Все мигом убрались, оставив генерала и приумолкнувшего майора, держащего в руке остатки бокала с коньяком.
— Надеюсь вы поняли, дрогой майор, что в таком тоне со мной разговаривать нельзя, — прошипел генерал — прусская косточка, даже в ярости путавшийся демонстрировать отменную выдержку и хладнокровие. — Еще одно слово в таком тоне и вас не защитят ваши бумажки! А теперь быстро и связно отвечайте на вопрос, что, черт побери, случилось с моими солдатами?
Майор глядел на него уже совершено другими глазами. Перед ним определенно был равный противник, если даже не в более тяжелой весовой категории. «Вот оказывается, почему его называют сумасшедший старик, — промелькнуло у него в мозгу. — Тогда от такой бестии надо держаться на расстоянии».
— Господин генерал, — Вилли встал на вытяжку. — В ходе выполнения командования в населенном пункте Береза был атакован крупными силами противника. Мною было замечено, что это скорее всего нерегулярные части… Практически все были одеты в гражданское, лишь некоторые находились в форме. Определенно это было население одной из окрестных деревень с примкнувшими к ним окруженцами. В завязавшемся бою капрал Зонке и сопровождавшие меня солдаты погибли прикрывая мой отход. Ходатайствую о награждении капрала Зонке к железному кресту за проявленное мужество!

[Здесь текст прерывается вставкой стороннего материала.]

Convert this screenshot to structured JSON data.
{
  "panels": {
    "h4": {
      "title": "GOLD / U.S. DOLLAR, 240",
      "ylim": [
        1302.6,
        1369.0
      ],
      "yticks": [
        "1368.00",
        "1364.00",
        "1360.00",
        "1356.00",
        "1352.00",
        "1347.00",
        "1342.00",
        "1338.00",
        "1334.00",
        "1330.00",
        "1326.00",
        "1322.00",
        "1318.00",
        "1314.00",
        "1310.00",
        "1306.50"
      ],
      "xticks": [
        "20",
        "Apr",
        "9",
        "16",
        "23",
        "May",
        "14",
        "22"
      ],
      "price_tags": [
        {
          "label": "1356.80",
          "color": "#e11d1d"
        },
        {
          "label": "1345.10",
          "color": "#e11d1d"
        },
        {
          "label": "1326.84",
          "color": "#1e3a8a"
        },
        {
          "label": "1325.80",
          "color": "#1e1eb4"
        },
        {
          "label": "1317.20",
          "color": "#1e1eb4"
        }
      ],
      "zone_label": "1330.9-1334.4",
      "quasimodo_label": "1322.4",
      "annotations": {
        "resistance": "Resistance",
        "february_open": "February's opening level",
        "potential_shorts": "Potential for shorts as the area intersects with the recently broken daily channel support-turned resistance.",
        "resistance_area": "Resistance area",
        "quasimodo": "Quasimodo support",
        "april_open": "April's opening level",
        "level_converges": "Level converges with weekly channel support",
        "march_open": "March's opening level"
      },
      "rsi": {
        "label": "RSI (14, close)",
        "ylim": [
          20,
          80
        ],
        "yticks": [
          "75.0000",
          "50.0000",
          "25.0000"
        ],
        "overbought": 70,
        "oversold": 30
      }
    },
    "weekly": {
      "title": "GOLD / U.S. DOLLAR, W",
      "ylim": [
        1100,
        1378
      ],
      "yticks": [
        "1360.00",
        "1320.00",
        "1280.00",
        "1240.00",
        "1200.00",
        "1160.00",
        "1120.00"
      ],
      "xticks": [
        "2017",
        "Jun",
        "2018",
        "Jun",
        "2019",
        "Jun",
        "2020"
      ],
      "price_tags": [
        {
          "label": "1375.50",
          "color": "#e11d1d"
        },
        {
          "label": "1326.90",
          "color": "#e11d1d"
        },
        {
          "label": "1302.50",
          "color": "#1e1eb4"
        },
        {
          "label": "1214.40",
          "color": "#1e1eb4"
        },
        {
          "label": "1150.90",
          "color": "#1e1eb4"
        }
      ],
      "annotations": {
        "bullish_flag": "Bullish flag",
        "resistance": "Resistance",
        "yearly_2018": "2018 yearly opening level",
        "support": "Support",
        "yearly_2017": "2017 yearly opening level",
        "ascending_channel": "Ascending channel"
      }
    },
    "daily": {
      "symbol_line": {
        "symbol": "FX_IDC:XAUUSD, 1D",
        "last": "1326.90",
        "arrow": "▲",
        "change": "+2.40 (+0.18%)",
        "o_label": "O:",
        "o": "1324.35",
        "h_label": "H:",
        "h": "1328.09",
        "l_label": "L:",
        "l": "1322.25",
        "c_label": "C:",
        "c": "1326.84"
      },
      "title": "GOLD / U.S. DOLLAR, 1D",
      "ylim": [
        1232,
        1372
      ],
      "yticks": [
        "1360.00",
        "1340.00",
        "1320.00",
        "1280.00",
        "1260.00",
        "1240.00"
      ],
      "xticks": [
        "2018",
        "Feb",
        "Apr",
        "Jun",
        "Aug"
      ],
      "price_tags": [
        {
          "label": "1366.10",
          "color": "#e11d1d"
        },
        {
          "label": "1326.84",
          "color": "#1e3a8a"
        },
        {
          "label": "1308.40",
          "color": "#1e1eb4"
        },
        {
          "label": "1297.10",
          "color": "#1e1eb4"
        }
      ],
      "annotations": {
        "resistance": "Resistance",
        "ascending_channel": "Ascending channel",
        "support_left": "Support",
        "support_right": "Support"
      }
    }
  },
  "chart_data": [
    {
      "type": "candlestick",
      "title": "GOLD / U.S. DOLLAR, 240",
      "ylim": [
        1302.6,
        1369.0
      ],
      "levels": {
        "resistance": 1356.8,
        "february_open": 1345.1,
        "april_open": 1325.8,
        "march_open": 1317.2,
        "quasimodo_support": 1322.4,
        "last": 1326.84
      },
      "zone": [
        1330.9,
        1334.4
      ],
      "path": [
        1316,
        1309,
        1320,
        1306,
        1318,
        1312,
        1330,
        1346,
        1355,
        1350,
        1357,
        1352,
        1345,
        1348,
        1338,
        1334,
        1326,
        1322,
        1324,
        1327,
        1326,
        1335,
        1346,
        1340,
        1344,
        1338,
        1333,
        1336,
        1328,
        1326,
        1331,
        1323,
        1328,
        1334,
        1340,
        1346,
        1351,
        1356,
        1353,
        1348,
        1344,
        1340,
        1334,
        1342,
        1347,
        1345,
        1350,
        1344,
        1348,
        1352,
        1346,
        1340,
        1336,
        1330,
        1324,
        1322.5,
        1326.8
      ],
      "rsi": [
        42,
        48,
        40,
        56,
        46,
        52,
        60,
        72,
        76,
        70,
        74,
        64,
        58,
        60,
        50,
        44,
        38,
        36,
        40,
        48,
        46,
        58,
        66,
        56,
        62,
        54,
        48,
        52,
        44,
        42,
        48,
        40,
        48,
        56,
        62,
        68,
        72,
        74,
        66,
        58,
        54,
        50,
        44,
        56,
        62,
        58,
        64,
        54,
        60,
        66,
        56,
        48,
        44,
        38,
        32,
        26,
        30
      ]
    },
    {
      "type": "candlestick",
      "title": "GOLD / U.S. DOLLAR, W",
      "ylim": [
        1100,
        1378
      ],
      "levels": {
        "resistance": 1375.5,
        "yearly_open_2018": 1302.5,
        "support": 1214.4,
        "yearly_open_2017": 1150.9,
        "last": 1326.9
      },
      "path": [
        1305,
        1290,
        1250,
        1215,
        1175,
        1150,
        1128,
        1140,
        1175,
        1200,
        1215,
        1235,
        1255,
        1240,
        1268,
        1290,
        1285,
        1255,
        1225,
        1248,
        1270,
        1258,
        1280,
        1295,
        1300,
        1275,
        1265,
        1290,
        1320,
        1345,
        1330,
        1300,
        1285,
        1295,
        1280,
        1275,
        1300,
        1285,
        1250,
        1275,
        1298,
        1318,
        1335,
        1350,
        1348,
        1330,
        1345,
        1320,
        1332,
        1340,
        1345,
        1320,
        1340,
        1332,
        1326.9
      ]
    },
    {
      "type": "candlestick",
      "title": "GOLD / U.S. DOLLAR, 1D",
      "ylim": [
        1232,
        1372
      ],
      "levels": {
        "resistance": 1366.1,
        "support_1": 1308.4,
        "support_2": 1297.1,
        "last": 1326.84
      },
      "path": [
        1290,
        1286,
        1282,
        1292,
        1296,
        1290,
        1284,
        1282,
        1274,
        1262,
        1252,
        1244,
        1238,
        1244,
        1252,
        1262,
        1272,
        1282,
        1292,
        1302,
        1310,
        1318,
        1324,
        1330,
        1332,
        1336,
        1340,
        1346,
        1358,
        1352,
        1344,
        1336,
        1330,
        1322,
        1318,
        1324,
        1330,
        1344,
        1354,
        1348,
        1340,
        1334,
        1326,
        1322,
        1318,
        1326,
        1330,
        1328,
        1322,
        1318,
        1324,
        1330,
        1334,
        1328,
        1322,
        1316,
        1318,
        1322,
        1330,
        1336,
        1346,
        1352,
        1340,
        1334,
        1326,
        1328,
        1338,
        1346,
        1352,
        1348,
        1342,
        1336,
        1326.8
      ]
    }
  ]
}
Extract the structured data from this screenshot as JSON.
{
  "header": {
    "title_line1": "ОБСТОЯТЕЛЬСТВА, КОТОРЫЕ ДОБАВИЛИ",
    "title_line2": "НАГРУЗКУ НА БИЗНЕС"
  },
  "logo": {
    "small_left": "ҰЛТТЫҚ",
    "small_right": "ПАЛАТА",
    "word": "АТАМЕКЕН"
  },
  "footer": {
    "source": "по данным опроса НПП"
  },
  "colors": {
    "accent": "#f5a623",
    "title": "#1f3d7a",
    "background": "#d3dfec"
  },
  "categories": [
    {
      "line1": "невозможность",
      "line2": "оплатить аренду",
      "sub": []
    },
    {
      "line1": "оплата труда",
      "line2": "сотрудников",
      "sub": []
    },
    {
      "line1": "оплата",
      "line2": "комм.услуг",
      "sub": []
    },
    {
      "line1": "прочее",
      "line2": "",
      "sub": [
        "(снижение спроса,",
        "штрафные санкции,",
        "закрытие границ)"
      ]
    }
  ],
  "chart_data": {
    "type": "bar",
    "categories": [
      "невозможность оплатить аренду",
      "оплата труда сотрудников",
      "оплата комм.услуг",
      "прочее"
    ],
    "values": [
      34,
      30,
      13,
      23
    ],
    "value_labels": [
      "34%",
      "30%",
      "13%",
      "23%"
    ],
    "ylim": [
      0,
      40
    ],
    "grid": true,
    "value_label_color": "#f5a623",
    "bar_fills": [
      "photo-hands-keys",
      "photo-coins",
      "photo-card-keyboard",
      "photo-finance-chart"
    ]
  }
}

Услышав такое, генерал отвернулся от него и прошелся до двери. Потом четко развернулся и, дойдя до своего кресла, уселся в него.
— Значит, вы, майор, утверждаете, что сопровождавший вас группа гренадеров с танковым усилением была уничтожена каким-то отребьем? — генерал скрестил пальцы, пристально рассматривая стоявшего перед ним майора. — Я вас правильно понял?
Что-то нехорошее появилось в глазах командующего 40-ым танковым корпусом. Это «что-то» было настолько нехорошим, что Вилли постарался вытянуться еще больше.
— Господин генерал, это скорее всего были окруженцы, — его голос предательски задрожал. — У них был даже пулемет!
Бац! Удар кулака был, конечно, силен, но столешница из моренного дуба даже не шелохнулась.
— Хватит! Я сказал — хватит! — заорал одновременно с ударом генерал. — В тылу у наступающей немецкой армии гибнет целый отряд! Как это понимать?! В преддверии наступления какие-то недобитки убивают моих ребят! Хватит! Я больше не хочу никого терять! Кессель! Кессель, где тебя черти носят!
Многострадальный дверь в этот раз открылась точно также. Майору даже показалось, что слетит с петель.
— Пусть незамедлительно размножить и расклеить приказ для местного населения! За найденное в доме оружие — расстрел! За укрывательство врагов Рейха, коими автоматически считаются все военнослужащие Советской армии, комиссары, евреи, партизаны и им сочувствующие, — расстрел! За не доносительство — расстрел! За нападение на немецкого военнослужащего расстрел! С сегодняшнего дня на территории любого населенного пункта, где располагается хоть один солдат 40-го танкового корпуса, будут браться заложники! В случае, если пострадает хоть один солдат или имущество Рейха, будут расстреливаться заложники!
Загрохотав сапогами, Кессель умчался.